"At home on a football field." The Illinois legacy of Dick Butkus
A tribute to the greatest linebacker of them all, a Chicago kid who took over the football world by never leaving home. “Boy was he a fierce player," longtime Illini chronicler Loren Tate said.
I called Loren Tate on Friday morning, because who better to capture the legacy of Dick Butkus on the day after the greatest Illinois football player of them all had died?
I even eased my way into a question that way, just to be sure.
You’ve seen a lot of players come through that program …
“Oh, he’s the greatest,” the 91-year-old Tate said, cutting me off. “I mean, who’s second-best?”
Red Grange, maybe?
“Well, yeah, OK. I didn’t see Grange go through,” Tate said, laughing. “Jack Eberling, a Michigan State (radio) guy, called me yesterday and said, ‘How do you compare Grange and Butkus?’
“I said, Well how do you compare a soccer player with a baseball player? They didn’t play anywhere near the same position.”
Tate is a nonagenarian. He has been at this media business for 68 years and counting. He can still be heard five days a week on WDWS 1400 in Champaign, and he still writes his “Tatelines” column for the News-Gazette.

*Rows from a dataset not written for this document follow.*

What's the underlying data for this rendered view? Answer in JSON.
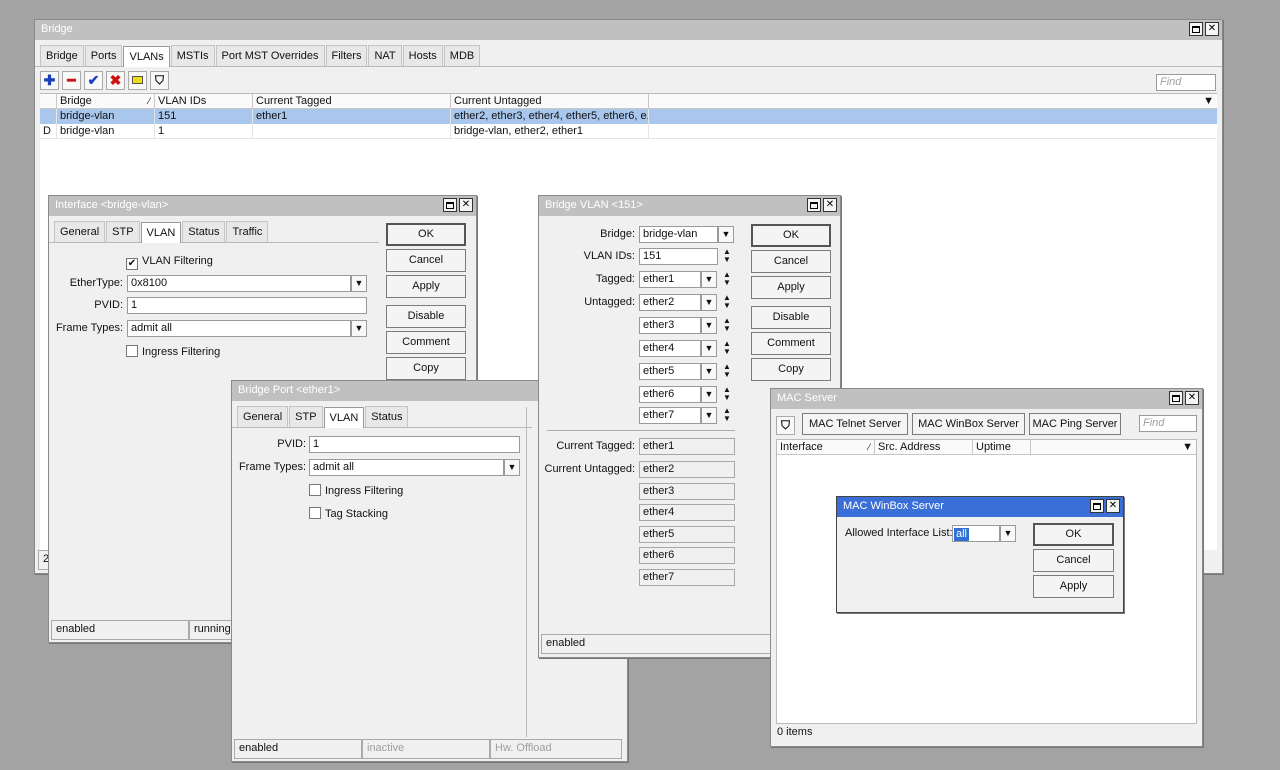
{
  "bridge": {
    "title": "Bridge",
    "tabs": [
      "Bridge",
      "Ports",
      "VLANs",
      "MSTIs",
      "Port MST Overrides",
      "Filters",
      "NAT",
      "Hosts",
      "MDB"
    ],
    "find_placeholder": "Find",
    "columns": [
      "Bridge",
      "VLAN IDs",
      "Current Tagged",
      "Current Untagged"
    ],
    "rows": [
      {
        "flag": "",
        "bridge": "bridge-vlan",
        "vlan_ids": "151",
        "tagged": "ether1",
        "untagged": "ether2, ether3, ether4, ether5, ether6, e..."
      },
      {
        "flag": "D",
        "bridge": "bridge-vlan",
        "vlan_ids": "1",
        "tagged": "",
        "untagged": "bridge-vlan, ether2, ether1"
      }
    ],
    "count_fragment": "2"
  },
  "iface": {
    "title": "Interface <bridge-vlan>",
    "tabs": [
      "General",
      "STP",
      "VLAN",
      "Status",
      "Traffic"
    ],
    "vlan_filtering": "VLAN Filtering",
    "ethertype_label": "EtherType:",
    "ethertype_value": "0x8100",
    "pvid_label": "PVID:",
    "pvid_value": "1",
    "frame_label": "Frame Types:",
    "frame_value": "admit all",
    "ingress": "Ingress Filtering",
    "buttons": [
      "OK",
      "Cancel",
      "Apply",
      "Disable",
      "Comment",
      "Copy"
    ],
    "status_enabled": "enabled",
    "status_running": "running"
  },
  "port": {
    "title": "Bridge Port <ether1>",
    "tabs": [
      "General",
      "STP",
      "VLAN",
      "Status"
    ],
    "pvid_label": "PVID:",
    "pvid_value": "1",
    "frame_label": "Frame Types:",
    "frame_value": "admit all",
    "ingress": "Ingress Filtering",
    "tag_stacking": "Tag Stacking",
    "status_enabled": "enabled",
    "status_inactive": "inactive",
    "status_hw": "Hw. Offload"
  },
  "bvlan": {
    "title": "Bridge VLAN <151>",
    "bridge_label": "Bridge:",
    "bridge_value": "bridge-vlan",
    "vlanids_label": "VLAN IDs:",
    "vlanids_value": "151",
    "tagged_label": "Tagged:",
    "tagged_value": "ether1",
    "untagged_label": "Untagged:",
    "untagged_values": [
      "ether2",
      "ether3",
      "ether4",
      "ether5",
      "ether6",
      "ether7"
    ],
    "cur_tagged_label": "Current Tagged:",
    "cur_tagged_value": "ether1",
    "cur_untagged_label": "Current Untagged:",
    "cur_untagged_values": [
      "ether2",
      "ether3",
      "ether4",
      "ether5",
      "ether6",
      "ether7"
    ],
    "buttons": [
      "OK",
      "Cancel",
      "Apply",
      "Disable",
      "Comment",
      "Copy"
    ],
    "status_enabled": "enabled"
  },
  "mac": {
    "title": "MAC Server",
    "buttons": [
      "MAC Telnet Server",
      "MAC WinBox Server",
      "MAC Ping Server"
    ],
    "find_placeholder": "Find",
    "columns": [
      "Interface",
      "Src. Address",
      "Uptime"
    ],
    "items": "0 items"
  },
  "winbox": {
    "title": "MAC WinBox Server",
    "label": "Allowed Interface List:",
    "value": "all",
    "buttons": [
      "OK",
      "Cancel",
      "Apply"
    ]
  }
}
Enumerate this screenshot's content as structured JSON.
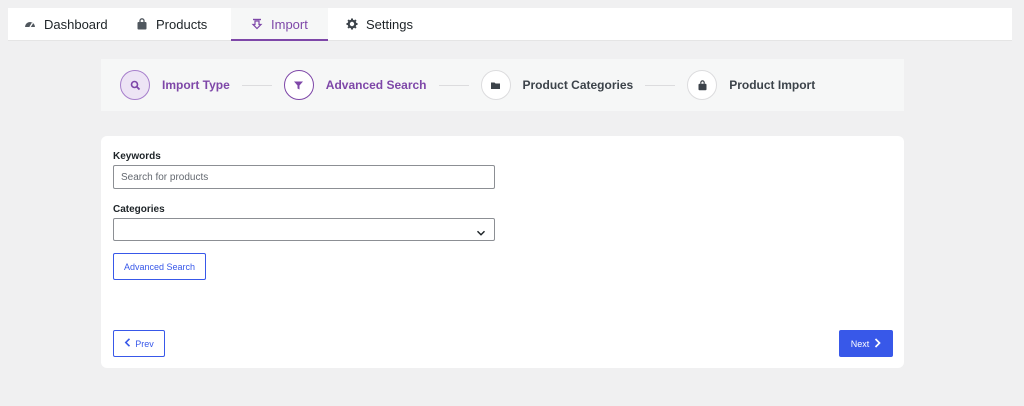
{
  "nav": {
    "tabs": [
      {
        "label": "Dashboard",
        "icon": "gauge-icon"
      },
      {
        "label": "Products",
        "icon": "shopping-bag-icon"
      },
      {
        "label": "Import",
        "icon": "download-icon",
        "active": true
      },
      {
        "label": "Settings",
        "icon": "gear-icon"
      }
    ]
  },
  "stepper": {
    "steps": [
      {
        "label": "Import Type",
        "icon": "search-icon",
        "state": "done"
      },
      {
        "label": "Advanced Search",
        "icon": "filter-icon",
        "state": "current"
      },
      {
        "label": "Product Categories",
        "icon": "folder-icon",
        "state": "todo"
      },
      {
        "label": "Product Import",
        "icon": "shopping-bag-icon",
        "state": "todo"
      }
    ]
  },
  "form": {
    "keywords_label": "Keywords",
    "keywords_placeholder": "Search for products",
    "keywords_value": "",
    "categories_label": "Categories",
    "categories_value": "",
    "advanced_search_label": "Advanced Search"
  },
  "footer": {
    "prev_label": "Prev",
    "next_label": "Next"
  },
  "colors": {
    "accent_purple": "#7e47a8",
    "primary_blue": "#3858e9",
    "background": "#f0f0f1"
  }
}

Of Butkus, he said matter-of-factly: “He was a beast. He was always that way. He always put a little something extra in his tackles.”
Tate grew up in nearby Monticello, went to his first Illinois football game in 1946, graduated from the place in 1953.
Two years in the Army, 11 years writing about sports in Hammond, Ind., then a return to Champaign in ’66, at a newspaper job he hasn’t left since.
The only thing he wasn’t on-hand for from start to finish?
Butkus’ Illinois career, from 1962-64.